Wer sich aber vor dem Schulgelände umschaut, muss den Eindruck gewinnen, es gäbe in dieser zugespitzten Situation kaum noch die Möglichkeit für eine gewaltfreie Lösung. Direkt neben dem Eingang zum Gelände liegen weiß-rote Absperrgitter bereit, regelmäßig fährt ein Polizeiauto vorbei. Auf der Wiener Straße stehen am Donnerstag nur wenige hundert Meter entfernt mehrere mit Einsatzkräften besetzte Mannschaftswagen. Obwohl der Großeinsatz an diesem Tag nicht den Flüchtlingen, sondern den Drogendealern im Görlitzer Park gilt, bleiben die Bewohner der ehemaligen Schule in der Ohlauer Straße misstrauisch: Zu oft wurden sie von der Politik in den letzten drei Jahren enttäuscht, sei es, was die wohlwollende Prüfung ihrer Asylanträge betrifft oder die wiederholt zugesagten Gespräche mit Vertretern der Bundesregierung. Die stellten sich am Ende aus Sicht der Flüchtlinge letztlich immer nur als Alibiveranstaltungen heraus, um das Desinteresse an einer grundlegenden Reform des Asylrechts nicht ganz so offensichtlich wirken zu lassen. Da würde es die Flüchtlinge auch nicht wundern, wenn der Bezirk sich nicht an sein eigenes Ultimatum halten würde.

Wie gering das Vertrauen zwischen Bezirk und Hausbewohnern inzwischen ist, zeigt sich symbolhaft auch am Donnerstag. Die Flüchtlinge laden die Journalisten nicht zum Termin in das Gebäude, sondern lediglich auf den Gehweg davor. Noch immer wacht ein Sicherheitsdienst über das Gelände, lässt nur die Bewohner passieren und verriegelt das Tor anschließend immer wieder mit einem schweren Fahrradschloss. Zutritt erhält nur, wer einen Hausausweis besitzt.

Die Bewohnern fürchten, sollten sie die Hauptmann-Schule verlassen, stünden sie endgültig auf der Straße. »Wo sollen wir dann hin?«, fragt ein Flüchtling. Geradezu diplomatisch lautet die Antwort des Bezirksamtes: Jenen 30 Bewohnern, deren Asylverfahren nicht in Berlin laufen, bietet Friedrichshain-Kreuzberg Hostelgutscheine für vier Wochen an. In dieser Zeit sollen sich die Betroffenen überlegen, ob sie in jene Bundesländer oder Staaten zurückkehren, in denen sie über einen Aufenthaltsstatus verfügen. Alle anderen will der Bezirk bei Anträgen auf dem zuständigen Sozialamt unterstützen. Doch es ist kaum damit zu rechnen, dass viele Bewohner auf dieses Angebot eingehen, denn die Ziele der Flüchtlinge sind grundsätzlicher als eine warme Unterkunft.

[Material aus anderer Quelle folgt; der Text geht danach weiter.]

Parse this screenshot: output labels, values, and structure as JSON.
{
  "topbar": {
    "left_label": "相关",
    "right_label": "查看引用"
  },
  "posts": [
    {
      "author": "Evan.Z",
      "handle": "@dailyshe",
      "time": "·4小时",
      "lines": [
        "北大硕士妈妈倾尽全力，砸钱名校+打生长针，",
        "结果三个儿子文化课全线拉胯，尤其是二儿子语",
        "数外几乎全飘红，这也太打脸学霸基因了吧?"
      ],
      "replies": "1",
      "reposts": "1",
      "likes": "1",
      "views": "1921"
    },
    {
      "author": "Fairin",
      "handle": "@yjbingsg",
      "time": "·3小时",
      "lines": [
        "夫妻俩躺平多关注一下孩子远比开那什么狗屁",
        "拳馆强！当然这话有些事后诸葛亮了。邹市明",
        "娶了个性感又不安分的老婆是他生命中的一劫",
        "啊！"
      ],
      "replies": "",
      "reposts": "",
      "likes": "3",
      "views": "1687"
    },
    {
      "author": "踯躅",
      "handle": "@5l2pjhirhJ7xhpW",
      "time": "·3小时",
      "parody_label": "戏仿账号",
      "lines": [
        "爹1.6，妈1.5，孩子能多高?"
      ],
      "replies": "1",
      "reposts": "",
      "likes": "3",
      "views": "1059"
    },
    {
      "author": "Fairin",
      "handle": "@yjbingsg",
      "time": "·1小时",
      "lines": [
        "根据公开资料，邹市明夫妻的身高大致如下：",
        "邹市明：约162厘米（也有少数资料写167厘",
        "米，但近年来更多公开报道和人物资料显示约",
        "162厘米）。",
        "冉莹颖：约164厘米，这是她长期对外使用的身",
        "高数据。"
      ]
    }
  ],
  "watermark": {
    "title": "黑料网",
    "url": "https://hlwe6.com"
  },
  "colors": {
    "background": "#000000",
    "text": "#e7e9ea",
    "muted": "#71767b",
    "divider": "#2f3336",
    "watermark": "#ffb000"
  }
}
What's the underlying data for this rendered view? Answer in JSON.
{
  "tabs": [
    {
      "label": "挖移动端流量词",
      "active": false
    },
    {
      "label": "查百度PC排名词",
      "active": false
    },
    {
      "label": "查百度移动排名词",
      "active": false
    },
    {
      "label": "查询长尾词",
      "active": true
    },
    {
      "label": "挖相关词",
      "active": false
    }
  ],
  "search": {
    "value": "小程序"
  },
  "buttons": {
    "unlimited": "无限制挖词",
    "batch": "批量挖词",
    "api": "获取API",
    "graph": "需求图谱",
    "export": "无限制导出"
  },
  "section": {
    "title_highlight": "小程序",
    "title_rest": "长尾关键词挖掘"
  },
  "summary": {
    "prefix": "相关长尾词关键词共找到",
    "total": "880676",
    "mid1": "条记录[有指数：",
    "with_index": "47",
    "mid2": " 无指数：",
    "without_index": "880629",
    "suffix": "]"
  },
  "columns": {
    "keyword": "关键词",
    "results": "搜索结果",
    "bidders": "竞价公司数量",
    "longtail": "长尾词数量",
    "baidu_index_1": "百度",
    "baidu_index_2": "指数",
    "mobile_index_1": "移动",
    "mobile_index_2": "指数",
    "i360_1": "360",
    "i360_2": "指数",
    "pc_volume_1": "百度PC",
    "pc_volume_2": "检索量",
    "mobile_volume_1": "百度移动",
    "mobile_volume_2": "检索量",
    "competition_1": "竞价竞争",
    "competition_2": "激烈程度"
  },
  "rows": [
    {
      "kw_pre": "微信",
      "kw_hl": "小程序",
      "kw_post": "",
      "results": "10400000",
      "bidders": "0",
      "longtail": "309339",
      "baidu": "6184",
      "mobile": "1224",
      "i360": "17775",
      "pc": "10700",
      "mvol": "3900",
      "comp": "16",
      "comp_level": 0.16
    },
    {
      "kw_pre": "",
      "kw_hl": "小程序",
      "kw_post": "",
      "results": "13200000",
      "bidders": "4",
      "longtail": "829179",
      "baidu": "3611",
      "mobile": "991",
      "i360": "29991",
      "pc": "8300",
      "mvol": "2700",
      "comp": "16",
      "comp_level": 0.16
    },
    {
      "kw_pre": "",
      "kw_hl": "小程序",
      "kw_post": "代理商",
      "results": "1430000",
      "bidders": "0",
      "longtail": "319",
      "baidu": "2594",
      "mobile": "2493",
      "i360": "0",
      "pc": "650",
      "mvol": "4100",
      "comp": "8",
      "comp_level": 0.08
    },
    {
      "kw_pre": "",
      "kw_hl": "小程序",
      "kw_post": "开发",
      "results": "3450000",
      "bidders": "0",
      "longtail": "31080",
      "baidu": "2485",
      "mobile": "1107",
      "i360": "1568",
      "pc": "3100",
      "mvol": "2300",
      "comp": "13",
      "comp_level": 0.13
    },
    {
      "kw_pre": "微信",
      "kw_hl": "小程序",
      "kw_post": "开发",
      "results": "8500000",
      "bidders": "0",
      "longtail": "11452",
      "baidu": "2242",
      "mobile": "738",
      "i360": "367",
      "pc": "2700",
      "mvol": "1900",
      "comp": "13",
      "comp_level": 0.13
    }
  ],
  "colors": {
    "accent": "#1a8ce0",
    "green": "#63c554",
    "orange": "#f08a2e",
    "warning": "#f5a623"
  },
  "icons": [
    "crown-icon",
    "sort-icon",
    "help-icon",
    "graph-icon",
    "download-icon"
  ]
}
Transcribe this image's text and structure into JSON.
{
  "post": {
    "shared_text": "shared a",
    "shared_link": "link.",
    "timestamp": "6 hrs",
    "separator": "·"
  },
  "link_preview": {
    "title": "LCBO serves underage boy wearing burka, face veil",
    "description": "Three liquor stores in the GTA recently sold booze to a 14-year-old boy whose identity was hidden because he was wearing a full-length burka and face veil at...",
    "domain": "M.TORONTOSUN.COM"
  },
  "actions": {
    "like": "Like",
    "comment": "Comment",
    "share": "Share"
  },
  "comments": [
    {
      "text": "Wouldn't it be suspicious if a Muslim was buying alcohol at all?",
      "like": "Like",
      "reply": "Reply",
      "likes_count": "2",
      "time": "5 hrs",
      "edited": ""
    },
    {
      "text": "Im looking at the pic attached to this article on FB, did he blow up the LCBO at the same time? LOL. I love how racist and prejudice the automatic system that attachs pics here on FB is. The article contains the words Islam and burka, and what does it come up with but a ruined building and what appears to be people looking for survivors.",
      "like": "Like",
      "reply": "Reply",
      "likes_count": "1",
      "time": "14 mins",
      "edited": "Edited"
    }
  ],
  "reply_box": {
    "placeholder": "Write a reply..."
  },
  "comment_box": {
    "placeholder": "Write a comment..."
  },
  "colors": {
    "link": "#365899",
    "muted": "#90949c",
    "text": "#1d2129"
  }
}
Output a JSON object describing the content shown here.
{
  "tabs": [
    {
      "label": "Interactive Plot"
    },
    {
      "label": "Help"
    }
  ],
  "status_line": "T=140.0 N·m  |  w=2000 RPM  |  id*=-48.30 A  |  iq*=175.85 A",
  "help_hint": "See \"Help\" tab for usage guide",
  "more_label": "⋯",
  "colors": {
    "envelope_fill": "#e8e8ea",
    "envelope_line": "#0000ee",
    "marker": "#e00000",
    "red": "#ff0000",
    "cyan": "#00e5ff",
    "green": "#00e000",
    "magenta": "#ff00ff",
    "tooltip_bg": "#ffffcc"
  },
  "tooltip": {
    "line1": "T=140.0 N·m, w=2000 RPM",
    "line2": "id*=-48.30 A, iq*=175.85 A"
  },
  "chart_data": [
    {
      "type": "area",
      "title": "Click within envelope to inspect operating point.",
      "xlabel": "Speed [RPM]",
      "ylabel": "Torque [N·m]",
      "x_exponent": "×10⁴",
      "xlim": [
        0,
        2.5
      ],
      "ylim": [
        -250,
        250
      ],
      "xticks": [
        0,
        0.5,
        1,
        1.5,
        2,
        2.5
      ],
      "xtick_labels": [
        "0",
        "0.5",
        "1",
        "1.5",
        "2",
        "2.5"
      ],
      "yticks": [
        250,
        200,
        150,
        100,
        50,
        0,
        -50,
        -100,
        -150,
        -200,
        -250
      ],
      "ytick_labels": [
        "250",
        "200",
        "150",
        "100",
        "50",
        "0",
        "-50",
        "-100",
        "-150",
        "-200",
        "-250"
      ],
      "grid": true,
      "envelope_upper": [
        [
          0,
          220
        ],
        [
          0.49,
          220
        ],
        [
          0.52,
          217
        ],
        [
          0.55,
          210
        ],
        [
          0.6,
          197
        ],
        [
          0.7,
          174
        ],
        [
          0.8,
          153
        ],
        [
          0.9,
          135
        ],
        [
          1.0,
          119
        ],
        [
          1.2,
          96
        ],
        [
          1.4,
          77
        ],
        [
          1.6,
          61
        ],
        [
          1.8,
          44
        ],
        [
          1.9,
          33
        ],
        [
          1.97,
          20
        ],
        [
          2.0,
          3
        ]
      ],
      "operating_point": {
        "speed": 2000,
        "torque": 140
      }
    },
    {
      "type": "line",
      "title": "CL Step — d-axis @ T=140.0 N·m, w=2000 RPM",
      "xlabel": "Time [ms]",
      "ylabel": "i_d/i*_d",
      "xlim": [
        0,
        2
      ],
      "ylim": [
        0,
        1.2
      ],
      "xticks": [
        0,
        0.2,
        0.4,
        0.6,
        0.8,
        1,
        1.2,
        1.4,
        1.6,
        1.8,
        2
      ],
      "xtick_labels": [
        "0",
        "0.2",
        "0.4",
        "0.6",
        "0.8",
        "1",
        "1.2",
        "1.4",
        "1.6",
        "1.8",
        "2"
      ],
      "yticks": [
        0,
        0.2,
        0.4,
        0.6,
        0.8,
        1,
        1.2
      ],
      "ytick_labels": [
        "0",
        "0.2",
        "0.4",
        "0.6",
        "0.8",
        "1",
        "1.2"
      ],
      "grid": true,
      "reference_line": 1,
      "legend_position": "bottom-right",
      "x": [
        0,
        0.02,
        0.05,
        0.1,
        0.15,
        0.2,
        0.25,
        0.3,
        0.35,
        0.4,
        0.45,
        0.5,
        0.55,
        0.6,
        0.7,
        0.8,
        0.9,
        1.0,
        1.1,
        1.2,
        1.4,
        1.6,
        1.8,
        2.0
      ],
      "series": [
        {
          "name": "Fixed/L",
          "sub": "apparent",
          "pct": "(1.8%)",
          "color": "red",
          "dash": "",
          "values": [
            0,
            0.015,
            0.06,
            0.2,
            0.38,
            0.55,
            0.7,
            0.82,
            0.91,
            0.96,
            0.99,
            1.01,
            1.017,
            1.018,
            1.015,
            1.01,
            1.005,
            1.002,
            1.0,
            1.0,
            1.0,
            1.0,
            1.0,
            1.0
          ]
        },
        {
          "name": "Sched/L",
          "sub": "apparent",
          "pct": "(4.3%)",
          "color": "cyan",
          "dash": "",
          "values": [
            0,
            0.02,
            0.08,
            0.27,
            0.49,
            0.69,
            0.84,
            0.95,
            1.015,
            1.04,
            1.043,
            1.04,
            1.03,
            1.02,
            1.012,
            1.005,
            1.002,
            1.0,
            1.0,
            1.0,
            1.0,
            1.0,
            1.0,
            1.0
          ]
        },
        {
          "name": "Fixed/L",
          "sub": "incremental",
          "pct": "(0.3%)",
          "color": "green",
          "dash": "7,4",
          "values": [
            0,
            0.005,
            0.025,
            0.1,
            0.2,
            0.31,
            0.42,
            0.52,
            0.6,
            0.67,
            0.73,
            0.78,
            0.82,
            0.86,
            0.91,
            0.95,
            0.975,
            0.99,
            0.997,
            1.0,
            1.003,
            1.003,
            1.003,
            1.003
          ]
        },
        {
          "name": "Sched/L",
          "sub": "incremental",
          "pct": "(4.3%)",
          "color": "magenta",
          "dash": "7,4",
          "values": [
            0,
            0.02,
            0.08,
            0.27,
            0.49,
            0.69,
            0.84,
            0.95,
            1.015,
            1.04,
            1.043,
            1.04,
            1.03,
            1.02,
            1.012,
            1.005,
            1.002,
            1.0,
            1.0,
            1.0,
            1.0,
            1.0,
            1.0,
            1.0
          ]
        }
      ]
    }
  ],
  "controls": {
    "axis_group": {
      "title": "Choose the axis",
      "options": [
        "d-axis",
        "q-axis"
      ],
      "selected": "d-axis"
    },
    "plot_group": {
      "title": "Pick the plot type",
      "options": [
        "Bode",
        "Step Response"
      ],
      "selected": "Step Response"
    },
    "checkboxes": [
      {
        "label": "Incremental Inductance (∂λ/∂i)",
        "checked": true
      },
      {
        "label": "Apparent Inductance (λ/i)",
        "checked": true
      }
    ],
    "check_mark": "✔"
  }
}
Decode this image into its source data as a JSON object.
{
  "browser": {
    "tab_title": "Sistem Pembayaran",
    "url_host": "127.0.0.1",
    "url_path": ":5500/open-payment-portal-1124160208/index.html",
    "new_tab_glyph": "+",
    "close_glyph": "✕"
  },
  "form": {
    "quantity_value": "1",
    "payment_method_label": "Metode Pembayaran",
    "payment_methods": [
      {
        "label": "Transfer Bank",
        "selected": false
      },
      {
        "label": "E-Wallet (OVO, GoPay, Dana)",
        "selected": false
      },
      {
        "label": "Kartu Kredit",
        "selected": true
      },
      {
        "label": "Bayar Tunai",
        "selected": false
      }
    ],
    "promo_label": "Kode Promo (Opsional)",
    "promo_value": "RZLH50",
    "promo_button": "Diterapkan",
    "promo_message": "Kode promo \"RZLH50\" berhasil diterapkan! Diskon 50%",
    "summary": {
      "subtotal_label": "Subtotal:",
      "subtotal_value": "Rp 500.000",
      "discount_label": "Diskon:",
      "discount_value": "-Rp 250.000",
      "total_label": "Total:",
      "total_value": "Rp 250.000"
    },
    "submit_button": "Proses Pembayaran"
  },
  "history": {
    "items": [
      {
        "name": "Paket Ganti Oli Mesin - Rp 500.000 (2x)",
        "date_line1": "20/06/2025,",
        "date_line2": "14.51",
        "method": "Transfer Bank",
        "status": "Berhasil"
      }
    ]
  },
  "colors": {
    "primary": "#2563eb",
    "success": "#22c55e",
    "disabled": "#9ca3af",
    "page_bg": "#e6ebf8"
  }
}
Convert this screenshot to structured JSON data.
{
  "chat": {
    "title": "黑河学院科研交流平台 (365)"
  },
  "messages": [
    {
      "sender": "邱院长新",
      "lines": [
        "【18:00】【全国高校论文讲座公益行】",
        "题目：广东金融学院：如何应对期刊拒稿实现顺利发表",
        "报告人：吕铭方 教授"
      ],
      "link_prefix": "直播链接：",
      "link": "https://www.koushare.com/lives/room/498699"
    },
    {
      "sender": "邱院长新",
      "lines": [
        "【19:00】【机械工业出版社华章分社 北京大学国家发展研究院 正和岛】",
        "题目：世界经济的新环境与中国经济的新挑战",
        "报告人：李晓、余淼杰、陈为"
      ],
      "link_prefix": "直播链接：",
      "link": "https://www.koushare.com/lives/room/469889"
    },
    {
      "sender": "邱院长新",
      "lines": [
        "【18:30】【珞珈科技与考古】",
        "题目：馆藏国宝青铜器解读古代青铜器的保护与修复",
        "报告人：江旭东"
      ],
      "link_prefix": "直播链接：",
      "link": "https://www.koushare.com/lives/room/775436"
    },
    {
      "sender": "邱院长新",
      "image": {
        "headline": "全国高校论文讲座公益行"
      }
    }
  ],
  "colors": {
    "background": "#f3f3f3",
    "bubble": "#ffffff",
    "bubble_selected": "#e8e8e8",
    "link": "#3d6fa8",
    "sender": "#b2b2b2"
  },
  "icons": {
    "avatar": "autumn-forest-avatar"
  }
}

Unterstützung erhalten die Asylaktivisten zurzeit erneut durch ein breites Bündnis verschiedenster Kultur- und Sozialeinrichtungen, die sich mit den Flüchtlingen solidarisch zeigen. Für den Tag der Räumung, den »Tag X«, sind Proteste geplant. So nennt das Bündnis gegen Zwangsräumung jenen Tag, der kommen wird, aber von dem niemand in der Ohlauer Straße genau weiß, wann es so weit ist. Diese Unwissenheit sei zermürbend, sagt ein Hausbewohner - die Flüchtlinge in der Ohlauer kennen seit drei Jahren kein anderes Gefühl.